By calling the Bank independent, people want to endow it with an authority and wisdom that it often does not possess. The false narrative implies that all politicians and the Treasury some of them lead is by definition biased, foolish, unable to make good judgements. In contrast the politics free Bank as an independent can make accurate and uncluttered judgements for the greater good.
The underlying assumption is the Bank employs special experts who are uniquely qualified to predict the future course of the economy and to make well informed and well intentioned judgements about it. Every one of these assumptions should be subject to challenge, as they are all wrong.

The Bank has been “independent” since 1997. Over that time period its economic forecasting record has been no better than the typical private sector average, which it often sticks close to. Like most professional forecasters the Bank completely missed the banking crash and great recession until it was in full swing. The Bank on the way to “independence” in the later 1980s was similarly unable to forecast the devastating consequences of joining the European Exchange Rate Mechanism, a policy it actively promoted.

It is difficult to see the Bank is politics free. It shares many of the assumptions of the governing elite and the general economics profession. It plays politics all the time, operating day to day with regular exchanges with the Treasury and wider government. It holds news conferences and intervenes in the political debate, as it did notably in the run up to the EU referendum when it decided to support the losing side. The Bank relies heavily on a concept of capacity utilisation influencing inflation and expectations in a way which is difficult to measure. It is tortured by trying to define the cycle in an age of huge technical changes to products and buying patterns.
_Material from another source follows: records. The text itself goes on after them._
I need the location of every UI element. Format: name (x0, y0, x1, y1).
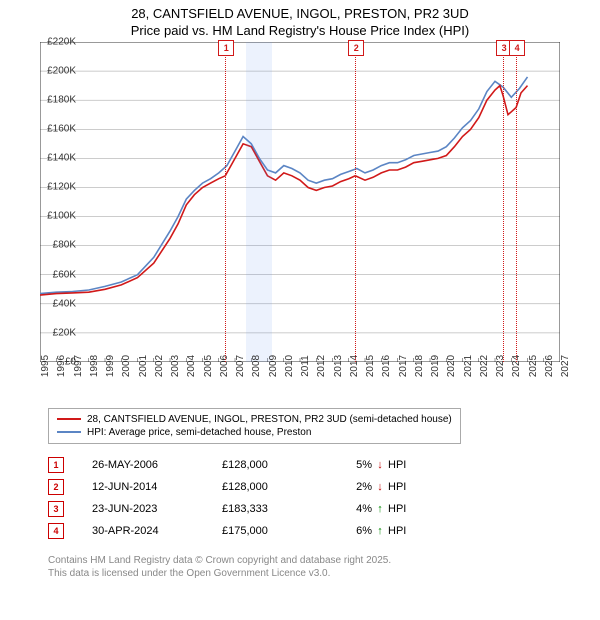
sales-row-date: 26-MAY-2006 (92, 459, 222, 471)
legend: 28, CANTSFIELD AVENUE, INGOL, PRESTON, P… (48, 408, 461, 444)
x-tick-label: 2001 (138, 355, 149, 377)
footer-attribution: Contains HM Land Registry data © Crown c… (48, 554, 600, 587)
x-tick-label: 2026 (544, 355, 555, 377)
legend-swatch (57, 418, 81, 420)
x-tick-label: 2027 (560, 355, 571, 377)
x-tick-label: 2007 (235, 355, 246, 377)
x-tick-label: 1996 (56, 355, 67, 377)
arrow-icon: ↑ (372, 503, 388, 515)
x-tick-label: 1998 (89, 355, 100, 377)
x-tick-label: 2000 (121, 355, 132, 377)
y-tick-label: £100K (36, 211, 76, 222)
x-tick-label: 2002 (154, 355, 165, 377)
sale-marker-line (516, 42, 517, 362)
x-tick-label: 2017 (398, 355, 409, 377)
x-tick-label: 1995 (40, 355, 51, 377)
sale-marker-line (503, 42, 504, 362)
series-line (40, 77, 528, 294)
sale-marker-line (355, 42, 356, 362)
y-tick-label: £120K (36, 182, 76, 193)
chart-titles: 28, CANTSFIELD AVENUE, INGOL, PRESTON, P… (0, 0, 600, 42)
sales-row-pct: 2% (332, 481, 372, 493)
y-tick-label: £200K (36, 65, 76, 76)
y-tick-label: £20K (36, 327, 76, 338)
y-tick-label: £60K (36, 269, 76, 280)
y-tick-label: £140K (36, 153, 76, 164)
sales-row-note: HPI (388, 459, 406, 471)
footer-line-1: Contains HM Land Registry data © Crown c… (48, 554, 600, 568)
x-tick-label: 1997 (73, 355, 84, 377)
x-tick-label: 2003 (170, 355, 181, 377)
arrow-icon: ↓ (372, 459, 388, 471)
x-tick-label: 2005 (203, 355, 214, 377)
sales-row-note: HPI (388, 525, 406, 537)
x-tick-label: 2006 (219, 355, 230, 377)
sales-row-date: 30-APR-2024 (92, 525, 222, 537)
series-line (40, 85, 528, 295)
x-tick-label: 2009 (268, 355, 279, 377)
sale-marker-box: 2 (348, 40, 364, 56)
sales-row: 2 12-JUN-2014£128,0002%↓HPI (48, 476, 600, 498)
chart-area: £0£20K£40K£60K£80K£100K£120K£140K£160K£1… (40, 42, 600, 400)
arrow-icon: ↑ (372, 525, 388, 537)
sales-row-marker: 2 (48, 479, 64, 495)
sales-row-price: £183,333 (222, 503, 332, 515)
x-tick-label: 2016 (381, 355, 392, 377)
sales-row-date: 12-JUN-2014 (92, 481, 222, 493)
footer-line-2: This data is licensed under the Open Gov… (48, 567, 600, 581)
legend-row: HPI: Average price, semi-detached house,… (57, 426, 452, 439)
x-tick-label: 2013 (333, 355, 344, 377)
title-line-1: 28, CANTSFIELD AVENUE, INGOL, PRESTON, P… (0, 6, 600, 23)
y-tick-label: £220K (36, 36, 76, 47)
legend-label: 28, CANTSFIELD AVENUE, INGOL, PRESTON, P… (87, 414, 452, 425)
sales-row-pct: 5% (332, 459, 372, 471)
sales-row-price: £175,000 (222, 525, 332, 537)
sales-row-price: £128,000 (222, 459, 332, 471)
x-tick-label: 2025 (528, 355, 539, 377)
title-line-2: Price paid vs. HM Land Registry's House … (0, 23, 600, 40)
legend-row: 28, CANTSFIELD AVENUE, INGOL, PRESTON, P… (57, 413, 452, 426)
y-tick-label: £180K (36, 94, 76, 105)
sales-row-marker: 3 (48, 501, 64, 517)
sales-row: 1 26-MAY-2006£128,0005%↓HPI (48, 454, 600, 476)
sales-row-marker: 4 (48, 523, 64, 539)
x-tick-label: 2019 (430, 355, 441, 377)
x-tick-label: 2014 (349, 355, 360, 377)
sales-row-date: 23-JUN-2023 (92, 503, 222, 515)
legend-swatch (57, 431, 81, 433)
sales-row-pct: 4% (332, 503, 372, 515)
x-tick-label: 2011 (300, 355, 311, 377)
x-tick-label: 2015 (365, 355, 376, 377)
legend-label: HPI: Average price, semi-detached house,… (87, 427, 311, 438)
x-tick-label: 2023 (495, 355, 506, 377)
sales-row-note: HPI (388, 503, 406, 515)
recession-band (246, 42, 272, 362)
x-tick-label: 2004 (186, 355, 197, 377)
sales-row-price: £128,000 (222, 481, 332, 493)
x-tick-label: 2008 (251, 355, 262, 377)
arrow-icon: ↓ (372, 481, 388, 493)
x-tick-label: 2012 (316, 355, 327, 377)
sale-marker-line (225, 42, 226, 362)
x-tick-label: 2021 (463, 355, 474, 377)
sales-table: 126-MAY-2006£128,0005%↓HPI212-JUN-2014£1… (48, 454, 600, 542)
sales-row: 4 30-APR-2024£175,0006%↑HPI (48, 520, 600, 542)
sales-row-note: HPI (388, 481, 406, 493)
x-tick-label: 2020 (446, 355, 457, 377)
x-tick-label: 2022 (479, 355, 490, 377)
y-tick-label: £40K (36, 298, 76, 309)
x-tick-label: 2010 (284, 355, 295, 377)
y-tick-label: £160K (36, 124, 76, 135)
sale-marker-box: 1 (218, 40, 234, 56)
sales-row-marker: 1 (48, 457, 64, 473)
y-tick-label: £80K (36, 240, 76, 251)
sale-marker-box: 4 (509, 40, 525, 56)
chart-svg (40, 42, 560, 362)
sales-row-pct: 6% (332, 525, 372, 537)
x-tick-label: 1999 (105, 355, 116, 377)
x-tick-label: 2018 (414, 355, 425, 377)
sales-row: 3 23-JUN-2023£183,3334%↑HPI (48, 498, 600, 520)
I find it difficult to distinguish most of the time between the Treasury view and the Bank view. They usually forecast similar outcomes, and usually agree about the direction of policy. That is a good thing when they get it right, but a bad thing when they make one of their periodic large collective errors of judgement. Where the Treasury and the Bank have disagreed, as over rate cuts during the banking crash, the Treasury was on the right side of the argument.

The truth is there is no magic expertise held by the Bank that makes them uniquely able to set interest rates well. It is a judgement. It helps to study what has happened, and to have some knowledge and experience of what is likely to happen for given changes of policy. The Treasury is as able to do that as the Bank, and an private sector forecaster or economically literate business can do it as well. Better policy making results from a clash of views and from open minded study of what a range of experts are saying.

Bank “independence” has coincided with the worst banking crash since the 1930s, with a great recession, and a long period of depressed rates and slowish growth. Is that the best we can settle for?